Клинок без ржавчины | страница 147
Но эта мысль не принесла ему облегчения.
«Да, конечно, никто не увидит. Но ты сам, твоя совесть — что она тебе скажет?»
Отец Левана, Захарий Надибаидзе, многое прощал людям, даже с отпетым пьяницей и лентяем, бывало, постоит на улице и поговорит по-человечески. Но вот лжецу на самый низкий поклон не ответит. Ни за что!
«Лжецы на все способны, — говорил он своим детям. — Ложью свет пройдешь, да назад не вернешься».
— Не бойся, отец! Я не забыл твоих слов, — вдруг громко сказал Леван, будто старый Надибаидзе и впрямь мог его услышать.
Кончен спор!
Леван включил миноискатель и, затянув потуже ремешок каски, медленно пополз к минному полю.
Повалил густой мокрый снег, и немного потеплело. Снаряды стали падать все ближе и ближе, и в лицо сапера подул горячий удушливый ветер — взрывная волна докатилась до него.
Но Леван действовал сейчас так, словно был не один, а жил и думал на виду у всего мира.
Он расчистил почти весь дьявольский огород, оставалось разрядить одну мину, последнюю.
Но в жизни так бывает — именно последняя ступенька вдруг рушится под тобой.
Сразу два осколка вонзились ему в спину.
А снег все падал, он уже полностью покрыл поле недавнего боя. Этот большой мягкий снег приносил с собой такую тишину и покой, словно ничего на этой земле не произошло. И даже санитарки в белых халатах казались всего-навсего снежными бабами. Левану было десять лет, когда он вылепил свою первую снежную бабу, стараясь, чтобы она походила длинным носом и маленькими злыми глазами на тетку Дэспине — жадная это была женщина, на пушечный выстрел она не подпускала мальчишек к своим черешням.

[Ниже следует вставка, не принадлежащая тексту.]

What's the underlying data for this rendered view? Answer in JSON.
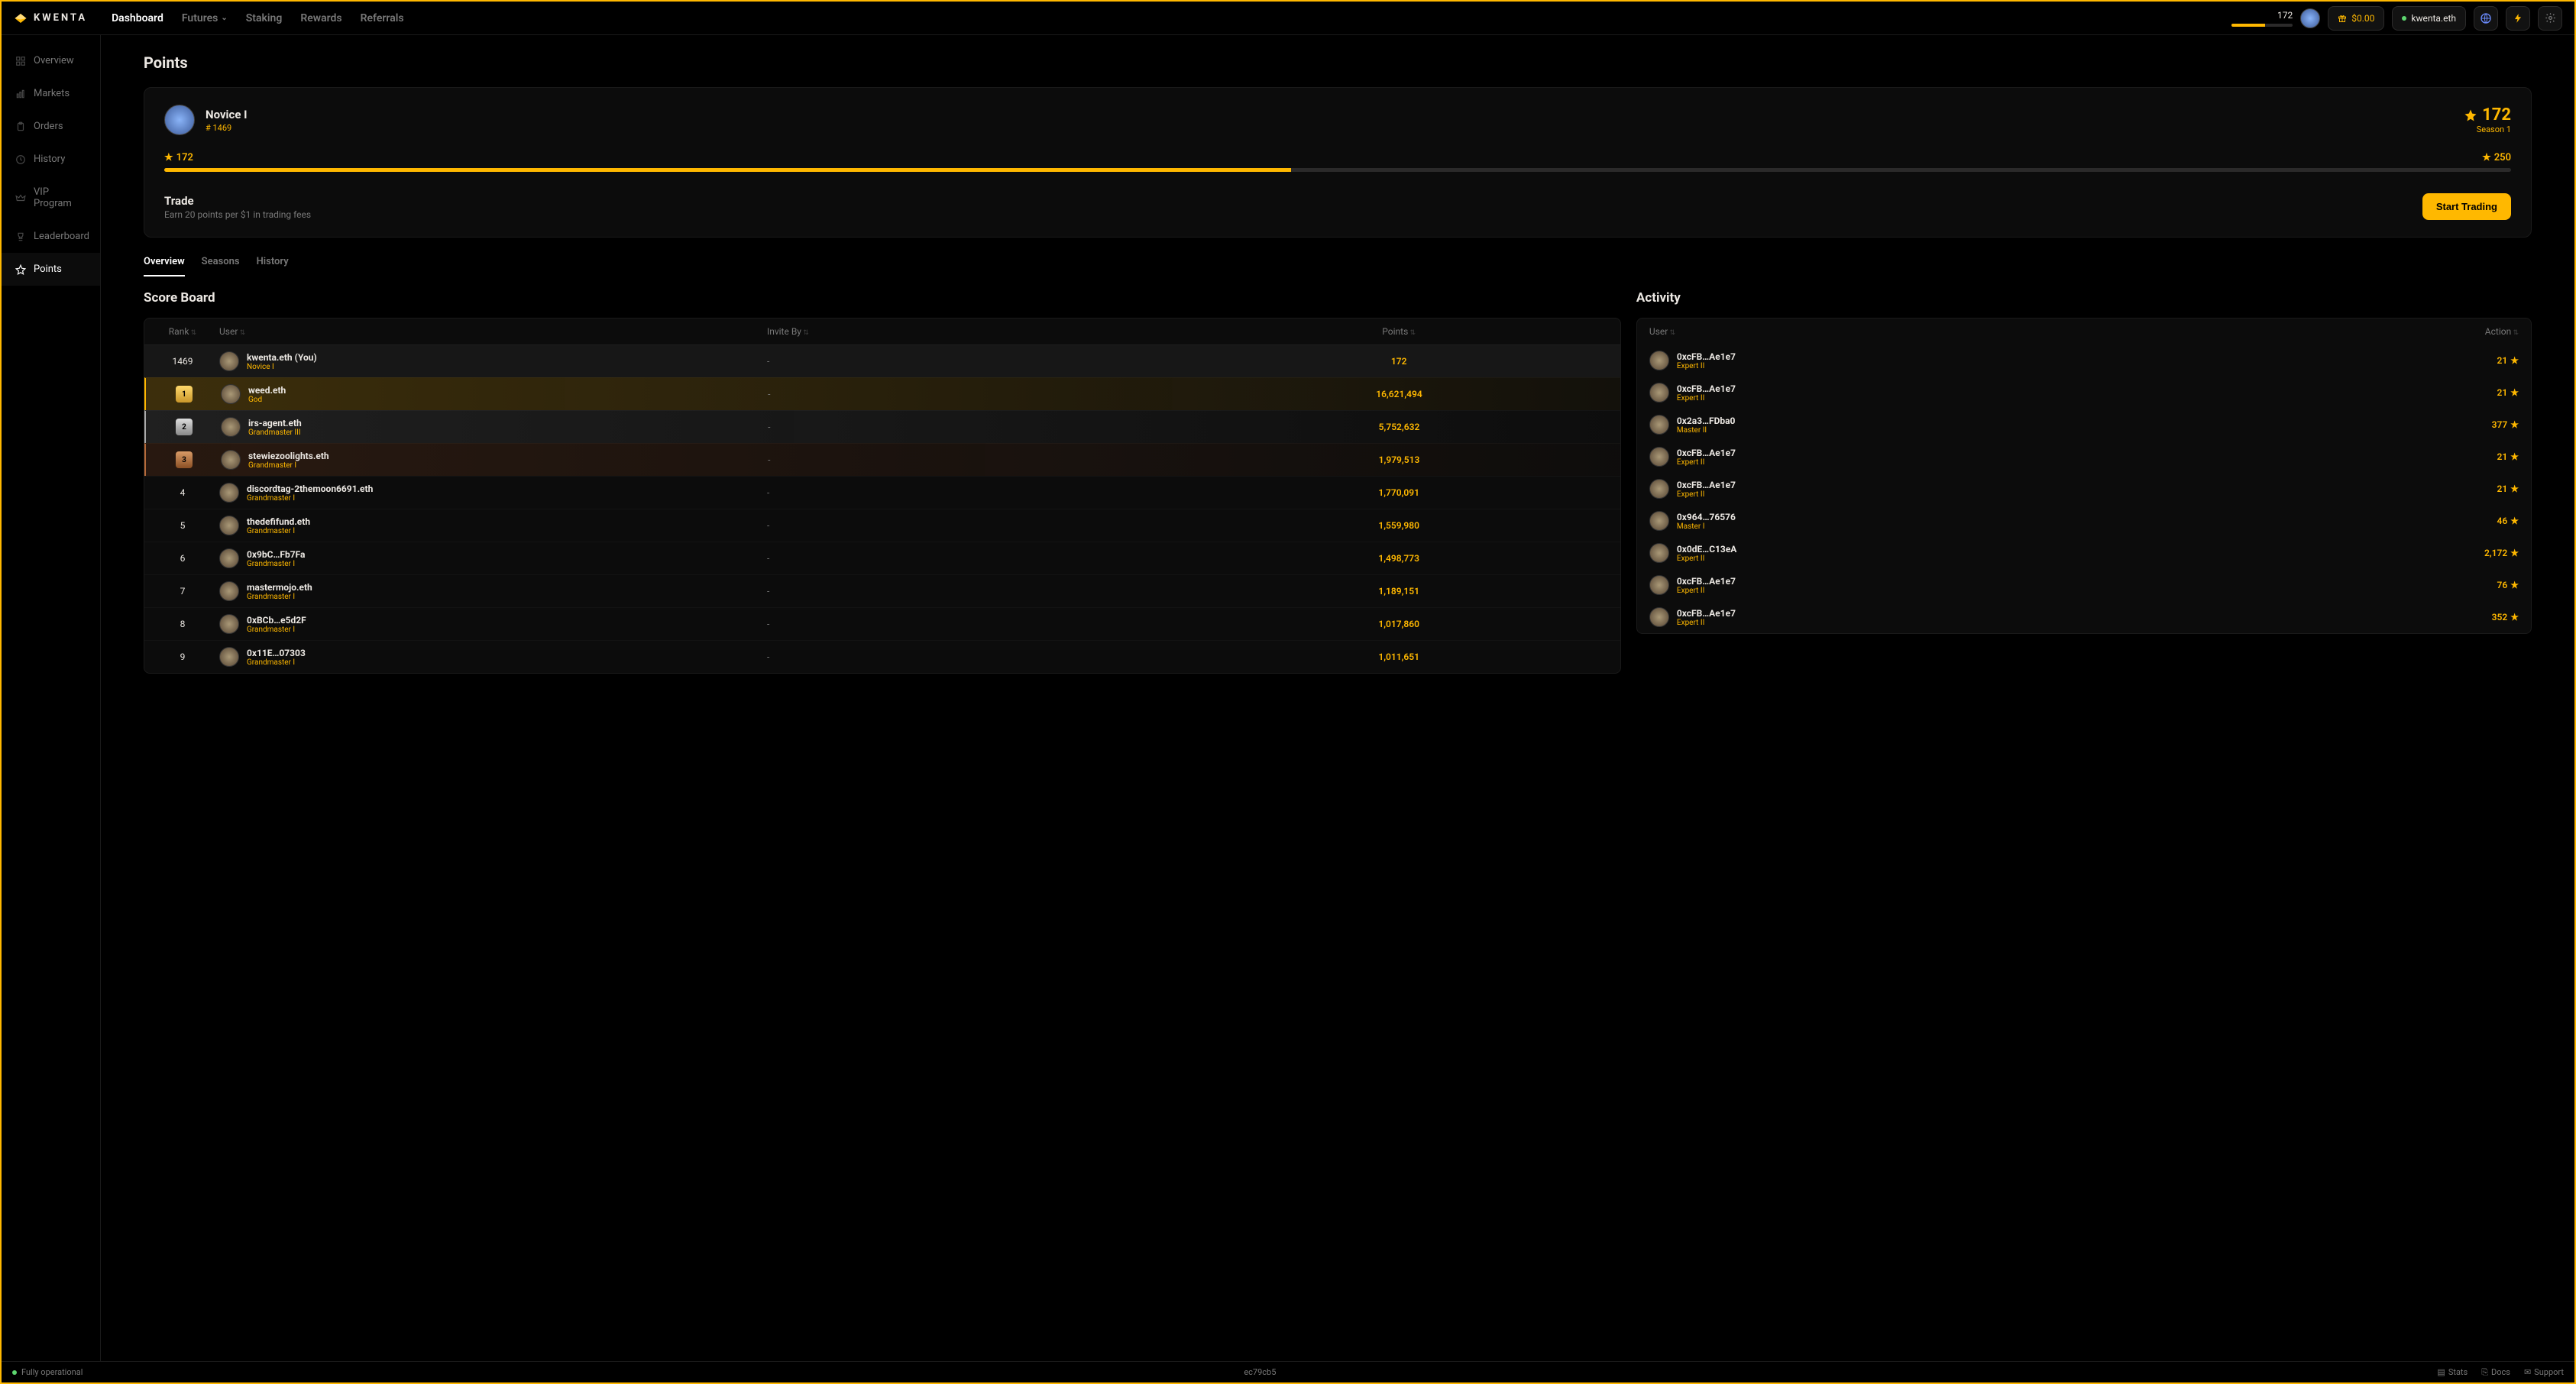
{
  "brand": "KWENTA",
  "nav": {
    "items": [
      "Dashboard",
      "Futures",
      "Staking",
      "Rewards",
      "Referrals"
    ],
    "active": "Dashboard"
  },
  "topbar": {
    "mini_points": "172",
    "mini_progress_pct": 55,
    "balance": "$0.00",
    "wallet": "kwenta.eth"
  },
  "sidebar": {
    "items": [
      {
        "label": "Overview",
        "icon": "grid"
      },
      {
        "label": "Markets",
        "icon": "bars"
      },
      {
        "label": "Orders",
        "icon": "clipboard"
      },
      {
        "label": "History",
        "icon": "history"
      },
      {
        "label": "VIP Program",
        "icon": "crown"
      },
      {
        "label": "Leaderboard",
        "icon": "trophy"
      },
      {
        "label": "Points",
        "icon": "star"
      }
    ],
    "active": "Points"
  },
  "page_title": "Points",
  "hero": {
    "name": "Novice I",
    "rank_label": "# 1469",
    "points": "172",
    "season": "Season 1",
    "left_pts": "172",
    "right_pts": "250",
    "progress_pct": 48,
    "trade_title": "Trade",
    "trade_sub": "Earn 20 points per $1 in trading fees",
    "cta": "Start Trading"
  },
  "tabs": {
    "items": [
      "Overview",
      "Seasons",
      "History"
    ],
    "active": "Overview"
  },
  "scoreboard": {
    "title": "Score Board",
    "headers": {
      "rank": "Rank",
      "user": "User",
      "invite": "Invite By",
      "points": "Points"
    },
    "rows": [
      {
        "rank": "1469",
        "name": "kwenta.eth (You)",
        "tier": "Novice I",
        "invite": "-",
        "points": "172",
        "style": "me"
      },
      {
        "rank": "1",
        "medal": "g",
        "name": "weed.eth",
        "tier": "God",
        "invite": "-",
        "points": "16,621,494",
        "style": "gold"
      },
      {
        "rank": "2",
        "medal": "s",
        "name": "irs-agent.eth",
        "tier": "Grandmaster III",
        "invite": "-",
        "points": "5,752,632",
        "style": "silver"
      },
      {
        "rank": "3",
        "medal": "b",
        "name": "stewiezoolights.eth",
        "tier": "Grandmaster I",
        "invite": "-",
        "points": "1,979,513",
        "style": "bronze"
      },
      {
        "rank": "4",
        "name": "discordtag-2themoon6691.eth",
        "tier": "Grandmaster I",
        "invite": "-",
        "points": "1,770,091"
      },
      {
        "rank": "5",
        "name": "thedefifund.eth",
        "tier": "Grandmaster I",
        "invite": "-",
        "points": "1,559,980"
      },
      {
        "rank": "6",
        "name": "0x9bC…Fb7Fa",
        "tier": "Grandmaster I",
        "invite": "-",
        "points": "1,498,773"
      },
      {
        "rank": "7",
        "name": "mastermojo.eth",
        "tier": "Grandmaster I",
        "invite": "-",
        "points": "1,189,151"
      },
      {
        "rank": "8",
        "name": "0xBCb…e5d2F",
        "tier": "Grandmaster I",
        "invite": "-",
        "points": "1,017,860"
      },
      {
        "rank": "9",
        "name": "0x11E…07303",
        "tier": "Grandmaster I",
        "invite": "-",
        "points": "1,011,651"
      }
    ]
  },
  "activity": {
    "title": "Activity",
    "headers": {
      "user": "User",
      "action": "Action"
    },
    "rows": [
      {
        "name": "0xcFB…Ae1e7",
        "tier": "Expert II",
        "action": "21"
      },
      {
        "name": "0xcFB…Ae1e7",
        "tier": "Expert II",
        "action": "21"
      },
      {
        "name": "0x2a3…FDba0",
        "tier": "Master II",
        "action": "377"
      },
      {
        "name": "0xcFB…Ae1e7",
        "tier": "Expert II",
        "action": "21"
      },
      {
        "name": "0xcFB…Ae1e7",
        "tier": "Expert II",
        "action": "21"
      },
      {
        "name": "0x964…76576",
        "tier": "Master I",
        "action": "46"
      },
      {
        "name": "0x0dE…C13eA",
        "tier": "Expert II",
        "action": "2,172"
      },
      {
        "name": "0xcFB…Ae1e7",
        "tier": "Expert II",
        "action": "76"
      },
      {
        "name": "0xcFB…Ae1e7",
        "tier": "Expert II",
        "action": "352"
      }
    ]
  },
  "footer": {
    "status": "Fully operational",
    "build": "ec79cb5",
    "links": [
      "Stats",
      "Docs",
      "Support"
    ]
  }
}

И все-таки это санитарки. Леван отчетливо услышал девичьи голоса… И вдруг его охватило отчаяние — пройдут, не заметят. Может, его уже занесло снегом — он никогда еще не испытывал такого страха. И вот впервые после ранения он застонал. Громко, протяжно, чтобы услышали и помогли. Но прошло очень много времени — может, час, может, день, а может, и годы, — и никто его не услышал. Теперь Леван вспомнил о своем главном решении — он хотел это сделать раньше, прежде чем уйдут последние силы, но все еще надеялся на какое-то чудо.
Напрасно.
Он с трудом достал из нагрудного кармана смертный медальон. В этом крохотном черном, несгораемом футляре хранилась свернутая трубочкой бумажка с его фамилией и домашним адресом.
Леван выбросил медальон в снег и затих: он завершил все свои земные дела.
Уже смеркалось, когда одна из санитарок набрела на Левана.